España is one of the very few professors I had in my life that taught me life lessons. I never thought a country could teach me so much and show me the differences compared to where I was born and raised. First off, I was born and raised in a suburb of Illinois about 40 minutes southwest of Chicago. I grew up around modern architecture and I never seen ancient architecture unless I was visiting a museum or out of the country. Relatively speaking, America is not that old…241 years to be exact! 241 years old is juvenile compared to how aged other countries are. For instance, España is 506 years old, which is more than double United States; and España had many inhibitors, such as: Iberians, Romans, Arabs and Celtics. What differs from España and United States, which I noticed, is that majority of España’s past inhibitors left behind their architecture and that some still stand to this day! While in Tarragona, a southern coastal city in Catalunya, I saw many pieces of ancient historical Roman architecture.




Overview of the ancient Roman city of Tarragona. Tarragona was established by the Romans around 5th century B.C. and was primarily used for its ports. Interestingly, Tarragona was first called, Colonia Iulia Urbs Triumphalis Tarraco. Quite a mouth full! What is interesting about this overview is that one can see a massive structure outside of the walls and near the sea. That structure is the Tarragona’s  Amphitheatre and whenever a ship sailed past ancient Tarragona, they would see how strong and powerful the Romans were cause of their architecture. I can relate this to the Statue of Liberty. As foreigners who sailed here, they would see the massive monument along the coast of New York and most likely they were awed and thought of United States as a strong and powerful nation.




The Amphitheatre was built in the 2nd century and held over 14,000 spectators. Primarily, it was used for fights between gladiators, wild animals and public executions. Then in the 6th century a church was built here to commemorate the martyrdom of Bishop Fructuose and his Deacons. One can see the remains of the church…the smaller bridge is extending to it and some of the church’s walls are still standing! Standing in the Amphitheatre made me feel content. It made me feel this way because I love learning about history and have an appreciation for it. In addition, it made me realize how modern day society and ancient history coexist. The Amphitheatre is surrounded by modern architecture and people come across the globe to visit this piece of history.

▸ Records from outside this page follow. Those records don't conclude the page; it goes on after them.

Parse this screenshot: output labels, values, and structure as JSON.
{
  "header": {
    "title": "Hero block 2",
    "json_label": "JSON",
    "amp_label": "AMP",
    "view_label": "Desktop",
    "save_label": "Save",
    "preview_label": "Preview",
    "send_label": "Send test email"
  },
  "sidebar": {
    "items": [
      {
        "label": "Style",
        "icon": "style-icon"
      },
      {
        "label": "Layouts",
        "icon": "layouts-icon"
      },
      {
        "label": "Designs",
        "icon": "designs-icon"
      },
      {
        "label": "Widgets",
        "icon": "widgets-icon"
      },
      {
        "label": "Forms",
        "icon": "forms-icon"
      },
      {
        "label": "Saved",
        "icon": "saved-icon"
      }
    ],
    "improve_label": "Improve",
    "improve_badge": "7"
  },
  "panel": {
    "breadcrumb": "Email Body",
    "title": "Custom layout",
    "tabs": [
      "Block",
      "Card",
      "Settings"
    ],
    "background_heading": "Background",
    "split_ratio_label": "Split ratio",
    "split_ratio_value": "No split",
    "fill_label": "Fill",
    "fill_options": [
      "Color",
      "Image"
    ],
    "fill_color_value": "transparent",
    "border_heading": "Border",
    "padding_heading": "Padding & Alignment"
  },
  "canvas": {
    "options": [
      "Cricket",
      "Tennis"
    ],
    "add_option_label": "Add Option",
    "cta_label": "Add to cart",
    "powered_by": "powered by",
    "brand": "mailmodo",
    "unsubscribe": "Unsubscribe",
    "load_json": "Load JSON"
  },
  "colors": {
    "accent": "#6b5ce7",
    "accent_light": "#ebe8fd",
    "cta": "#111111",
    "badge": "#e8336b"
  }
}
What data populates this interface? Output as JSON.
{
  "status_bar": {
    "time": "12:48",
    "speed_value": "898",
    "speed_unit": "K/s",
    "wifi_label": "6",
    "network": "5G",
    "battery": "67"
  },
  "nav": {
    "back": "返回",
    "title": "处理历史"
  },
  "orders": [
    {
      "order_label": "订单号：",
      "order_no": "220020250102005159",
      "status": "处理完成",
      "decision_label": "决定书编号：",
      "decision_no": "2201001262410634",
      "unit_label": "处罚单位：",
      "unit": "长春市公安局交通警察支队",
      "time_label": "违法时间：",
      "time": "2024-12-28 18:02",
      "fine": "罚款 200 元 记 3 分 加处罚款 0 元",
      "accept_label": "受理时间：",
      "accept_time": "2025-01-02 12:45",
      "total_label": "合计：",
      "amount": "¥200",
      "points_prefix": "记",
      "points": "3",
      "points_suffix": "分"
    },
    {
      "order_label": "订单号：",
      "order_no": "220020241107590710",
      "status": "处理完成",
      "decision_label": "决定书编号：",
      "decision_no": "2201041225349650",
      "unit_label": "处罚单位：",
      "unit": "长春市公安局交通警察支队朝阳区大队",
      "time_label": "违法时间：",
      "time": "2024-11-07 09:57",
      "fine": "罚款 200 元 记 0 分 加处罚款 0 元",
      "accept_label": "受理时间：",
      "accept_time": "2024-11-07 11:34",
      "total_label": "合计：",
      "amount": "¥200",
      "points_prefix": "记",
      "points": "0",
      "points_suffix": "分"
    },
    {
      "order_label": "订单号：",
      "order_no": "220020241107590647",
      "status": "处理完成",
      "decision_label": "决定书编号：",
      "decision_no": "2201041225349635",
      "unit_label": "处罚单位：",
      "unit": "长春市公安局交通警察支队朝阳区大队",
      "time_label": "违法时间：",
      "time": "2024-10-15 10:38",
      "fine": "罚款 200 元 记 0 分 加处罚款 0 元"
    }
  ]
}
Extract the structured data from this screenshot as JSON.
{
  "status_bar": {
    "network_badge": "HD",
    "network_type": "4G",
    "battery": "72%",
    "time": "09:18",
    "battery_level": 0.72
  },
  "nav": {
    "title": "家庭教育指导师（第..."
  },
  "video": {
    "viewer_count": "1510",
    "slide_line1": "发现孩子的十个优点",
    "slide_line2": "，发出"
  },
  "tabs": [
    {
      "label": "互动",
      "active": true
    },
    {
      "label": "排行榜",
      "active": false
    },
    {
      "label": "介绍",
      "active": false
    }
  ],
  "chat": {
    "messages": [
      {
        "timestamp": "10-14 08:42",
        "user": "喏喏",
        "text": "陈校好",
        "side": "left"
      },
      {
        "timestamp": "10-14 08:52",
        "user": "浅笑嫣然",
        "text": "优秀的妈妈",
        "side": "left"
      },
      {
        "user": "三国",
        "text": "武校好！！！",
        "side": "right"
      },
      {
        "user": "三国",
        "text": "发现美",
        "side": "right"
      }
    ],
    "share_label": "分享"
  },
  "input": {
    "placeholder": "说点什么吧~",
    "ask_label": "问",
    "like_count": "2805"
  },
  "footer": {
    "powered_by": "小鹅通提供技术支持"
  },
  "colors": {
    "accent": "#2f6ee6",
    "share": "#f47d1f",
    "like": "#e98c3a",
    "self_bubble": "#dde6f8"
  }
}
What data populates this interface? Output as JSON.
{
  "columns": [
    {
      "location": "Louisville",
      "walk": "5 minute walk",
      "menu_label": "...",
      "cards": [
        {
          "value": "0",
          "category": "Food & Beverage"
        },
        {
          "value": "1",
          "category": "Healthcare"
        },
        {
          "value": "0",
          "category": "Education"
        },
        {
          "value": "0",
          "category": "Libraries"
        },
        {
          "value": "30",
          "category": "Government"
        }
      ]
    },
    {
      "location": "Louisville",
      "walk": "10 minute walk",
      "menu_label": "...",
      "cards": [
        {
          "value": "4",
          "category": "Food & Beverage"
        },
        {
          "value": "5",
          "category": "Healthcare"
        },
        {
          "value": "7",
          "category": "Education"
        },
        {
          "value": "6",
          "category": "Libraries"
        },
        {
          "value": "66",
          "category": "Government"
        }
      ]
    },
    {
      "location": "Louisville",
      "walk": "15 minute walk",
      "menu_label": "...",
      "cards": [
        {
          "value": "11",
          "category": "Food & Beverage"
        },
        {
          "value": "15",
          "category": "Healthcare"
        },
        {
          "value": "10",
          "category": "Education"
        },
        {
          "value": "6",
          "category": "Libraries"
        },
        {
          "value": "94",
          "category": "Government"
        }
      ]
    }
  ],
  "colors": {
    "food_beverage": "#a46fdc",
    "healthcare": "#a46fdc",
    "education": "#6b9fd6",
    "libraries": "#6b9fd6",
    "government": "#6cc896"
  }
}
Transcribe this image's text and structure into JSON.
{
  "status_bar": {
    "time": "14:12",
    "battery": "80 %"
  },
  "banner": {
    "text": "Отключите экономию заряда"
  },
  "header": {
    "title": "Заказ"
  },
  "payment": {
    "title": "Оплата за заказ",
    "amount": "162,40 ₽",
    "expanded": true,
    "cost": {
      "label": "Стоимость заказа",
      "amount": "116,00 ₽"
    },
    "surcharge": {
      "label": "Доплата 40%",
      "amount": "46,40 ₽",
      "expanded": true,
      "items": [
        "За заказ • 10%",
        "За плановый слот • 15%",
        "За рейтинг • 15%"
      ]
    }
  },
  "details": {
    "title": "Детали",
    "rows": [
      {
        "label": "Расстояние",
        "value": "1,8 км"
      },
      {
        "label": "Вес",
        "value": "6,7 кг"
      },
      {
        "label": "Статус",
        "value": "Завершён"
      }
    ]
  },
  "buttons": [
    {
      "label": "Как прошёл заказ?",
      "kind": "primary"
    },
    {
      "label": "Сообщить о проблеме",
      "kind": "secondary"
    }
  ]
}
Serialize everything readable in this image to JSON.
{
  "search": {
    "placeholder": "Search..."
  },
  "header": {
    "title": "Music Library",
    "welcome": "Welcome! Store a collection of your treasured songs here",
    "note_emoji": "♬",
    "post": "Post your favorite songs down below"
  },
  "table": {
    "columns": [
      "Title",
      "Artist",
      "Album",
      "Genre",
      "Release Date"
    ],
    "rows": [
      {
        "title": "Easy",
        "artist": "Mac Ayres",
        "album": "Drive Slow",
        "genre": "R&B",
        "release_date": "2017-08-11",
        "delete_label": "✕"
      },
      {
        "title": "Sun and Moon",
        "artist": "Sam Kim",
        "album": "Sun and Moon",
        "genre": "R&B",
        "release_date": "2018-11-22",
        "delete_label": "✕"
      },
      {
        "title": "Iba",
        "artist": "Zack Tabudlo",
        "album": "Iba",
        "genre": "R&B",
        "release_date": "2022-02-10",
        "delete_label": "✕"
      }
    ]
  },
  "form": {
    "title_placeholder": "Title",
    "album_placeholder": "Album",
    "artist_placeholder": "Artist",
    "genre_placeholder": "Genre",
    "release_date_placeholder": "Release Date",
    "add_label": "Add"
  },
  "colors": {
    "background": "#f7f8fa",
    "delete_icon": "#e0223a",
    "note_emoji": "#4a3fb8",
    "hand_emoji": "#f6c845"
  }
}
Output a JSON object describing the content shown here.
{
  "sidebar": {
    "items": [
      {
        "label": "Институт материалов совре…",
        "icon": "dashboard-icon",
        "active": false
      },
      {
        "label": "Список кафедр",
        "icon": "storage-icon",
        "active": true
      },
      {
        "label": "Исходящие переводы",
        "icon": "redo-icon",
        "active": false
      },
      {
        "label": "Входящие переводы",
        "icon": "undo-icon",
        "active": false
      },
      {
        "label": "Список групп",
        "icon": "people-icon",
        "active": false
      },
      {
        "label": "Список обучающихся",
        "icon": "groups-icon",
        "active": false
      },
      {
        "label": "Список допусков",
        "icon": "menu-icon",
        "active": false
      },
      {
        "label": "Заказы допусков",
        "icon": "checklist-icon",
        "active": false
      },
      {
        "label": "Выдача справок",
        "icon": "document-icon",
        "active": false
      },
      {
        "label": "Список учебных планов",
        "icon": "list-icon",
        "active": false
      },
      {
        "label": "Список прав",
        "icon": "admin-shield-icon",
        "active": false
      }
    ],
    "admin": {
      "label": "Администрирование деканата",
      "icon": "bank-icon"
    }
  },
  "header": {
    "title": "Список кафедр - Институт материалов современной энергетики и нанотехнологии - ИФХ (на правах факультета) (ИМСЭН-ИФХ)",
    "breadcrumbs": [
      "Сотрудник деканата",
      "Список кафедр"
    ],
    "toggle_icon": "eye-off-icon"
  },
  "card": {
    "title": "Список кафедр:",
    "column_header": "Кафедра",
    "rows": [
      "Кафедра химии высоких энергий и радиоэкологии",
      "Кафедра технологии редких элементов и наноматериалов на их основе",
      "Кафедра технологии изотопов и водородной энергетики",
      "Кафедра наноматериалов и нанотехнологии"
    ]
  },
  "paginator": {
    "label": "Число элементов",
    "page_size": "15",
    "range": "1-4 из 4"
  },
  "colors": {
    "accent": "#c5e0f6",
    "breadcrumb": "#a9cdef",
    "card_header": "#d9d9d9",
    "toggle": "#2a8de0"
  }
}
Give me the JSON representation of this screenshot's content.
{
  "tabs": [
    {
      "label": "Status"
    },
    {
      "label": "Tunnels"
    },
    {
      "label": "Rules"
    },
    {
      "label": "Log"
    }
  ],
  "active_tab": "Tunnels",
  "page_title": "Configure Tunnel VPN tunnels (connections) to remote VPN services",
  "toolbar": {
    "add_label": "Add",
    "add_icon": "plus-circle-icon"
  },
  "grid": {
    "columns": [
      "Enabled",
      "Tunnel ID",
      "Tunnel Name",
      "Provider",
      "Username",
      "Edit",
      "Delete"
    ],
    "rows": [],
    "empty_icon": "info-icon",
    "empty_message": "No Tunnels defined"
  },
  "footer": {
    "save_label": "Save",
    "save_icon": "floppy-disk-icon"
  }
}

Beneath the Amphitheatre were tunnels. The tunnel extend quite far and along the sides of the tunnel were rooms. Also, the tunnels had many uses, some were: storage of animals, gladiators would stay here just before a fight, and the surviving gladiators would retreat back here after a victory for alone time with a concubine.




After exploring the city of Tarragona, we hiked through the forest and stumbled upon a nude beach. This was my first time on a nude beach, I did not partake in the full nude experience and do not worry, there are no nudist in the video, just my group members who are in swimsuits. I took this video because as you walk away from the city you are reminded about how beautiful nature is…even if it is just waves crashing along the shore and the sun shinning down on you with no pollution of any sort.



I took a stroll from the beach and stumbled upon a tiny secluded peninsula. As I got out on the peninsula, it was completely quite. All I could hear were the waves crashing and seagulls calling. As I looked to my left all I saw was a lighthouse and when I looked to my right, I could see the outline of the city of Tarragona. I took this stroll to take in nature, to take a minute for myself and to live in the moment.




The Castle of Tamarit is was built in the 11th century. Our brilliant tourguide, Layla, informed us it was built by the Arabs. Astounding how Tarragona has both Roman and Arab architecture! Additionally, back then it was used for defense and residential purposes. Today, it is used for weddings and parties. How cool would it be to have your wedding reception in an 11th century castle. Fun fact, while we were hiking along the castle, we saw a wedding photo shoot!



España you taught me to appreciate what we have today and to take pride in our most famous architecture. The reason is cause in the next 100 years or even longer, what we see today may not be standing and we want to leave something that is beautiful, will be used, and most important that will symbolize our achievement as a nation.